Well if you could maybe give me a car to tell you the history on, I will. I can't think of a car that went through the process ended up 'not working out' - REALLY. Previous monster overdogs like the CRX were all fixed VIA the process, not created by it. That is one of the curious things about this whole issue. IT people know that all we are trying to do is get cars CLOSE - and they accept that some may be better than others in small ways.
To talk conceptually, we would see a car that was classed start to 'run off the front' (to use a CRB term). Because we have NO WAY of quantifying why, we start to dig around for errors in the inputs to the process. More than likely, it was an error in the estimated power it could make in IT trim. A 5% error might not create a dog like this but 10% might. So if we could validate that the power estimate was indeed a mistake, we would document that new power level, vote on it and place it into the process for a new weight - then make that recomendation per the PCA clause in the ITCS.

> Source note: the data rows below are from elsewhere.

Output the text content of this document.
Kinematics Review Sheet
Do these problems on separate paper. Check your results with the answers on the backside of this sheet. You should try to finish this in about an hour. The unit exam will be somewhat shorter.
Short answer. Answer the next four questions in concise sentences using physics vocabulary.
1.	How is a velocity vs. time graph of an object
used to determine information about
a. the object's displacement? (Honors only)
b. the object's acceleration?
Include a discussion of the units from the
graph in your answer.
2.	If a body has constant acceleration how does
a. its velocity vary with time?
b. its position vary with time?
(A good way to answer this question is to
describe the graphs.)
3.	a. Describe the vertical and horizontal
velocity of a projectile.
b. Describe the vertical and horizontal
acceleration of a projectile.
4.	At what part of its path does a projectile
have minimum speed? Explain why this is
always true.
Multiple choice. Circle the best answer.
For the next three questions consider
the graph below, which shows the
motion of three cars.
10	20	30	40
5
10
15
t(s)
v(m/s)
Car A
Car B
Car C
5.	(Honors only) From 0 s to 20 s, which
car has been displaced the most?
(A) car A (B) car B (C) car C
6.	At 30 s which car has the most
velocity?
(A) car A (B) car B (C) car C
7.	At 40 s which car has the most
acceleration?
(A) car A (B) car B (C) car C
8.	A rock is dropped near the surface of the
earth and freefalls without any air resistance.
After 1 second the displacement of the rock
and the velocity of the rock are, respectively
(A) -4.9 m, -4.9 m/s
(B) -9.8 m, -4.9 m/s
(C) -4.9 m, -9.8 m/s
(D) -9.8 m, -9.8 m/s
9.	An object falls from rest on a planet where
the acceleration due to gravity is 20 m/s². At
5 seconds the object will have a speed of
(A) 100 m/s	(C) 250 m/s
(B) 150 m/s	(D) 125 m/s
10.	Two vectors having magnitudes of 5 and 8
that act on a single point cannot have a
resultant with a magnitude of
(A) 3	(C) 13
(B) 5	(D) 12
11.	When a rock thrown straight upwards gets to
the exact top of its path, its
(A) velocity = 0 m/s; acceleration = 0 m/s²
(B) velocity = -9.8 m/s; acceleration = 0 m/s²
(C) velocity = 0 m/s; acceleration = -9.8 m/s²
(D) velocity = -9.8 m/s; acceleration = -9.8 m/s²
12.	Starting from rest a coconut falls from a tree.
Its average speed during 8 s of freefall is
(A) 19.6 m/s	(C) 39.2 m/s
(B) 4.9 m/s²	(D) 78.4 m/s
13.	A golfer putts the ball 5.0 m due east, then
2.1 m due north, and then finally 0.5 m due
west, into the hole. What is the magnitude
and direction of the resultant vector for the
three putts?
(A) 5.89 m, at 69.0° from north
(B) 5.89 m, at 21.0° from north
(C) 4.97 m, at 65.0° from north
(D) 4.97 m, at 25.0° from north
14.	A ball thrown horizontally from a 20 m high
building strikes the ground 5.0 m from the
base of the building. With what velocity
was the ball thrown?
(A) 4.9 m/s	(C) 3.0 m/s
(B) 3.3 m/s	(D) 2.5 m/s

The key here is that it is all based in SOMETHING concrete. Not "lets add 100lbs and evaluate" like is done in the other classes. I hold firm to the concept that in IT, with all our types of cars, drivetrain layouts, suspension designs, prep levels, driver skillsets, etc...that you will never be able to assign weight based on lap times. It's a 'trigger' to look at something that was an error, but not something that should be micromanaged.
Sorry if that doesn't answer...how can I be more specific? I will try.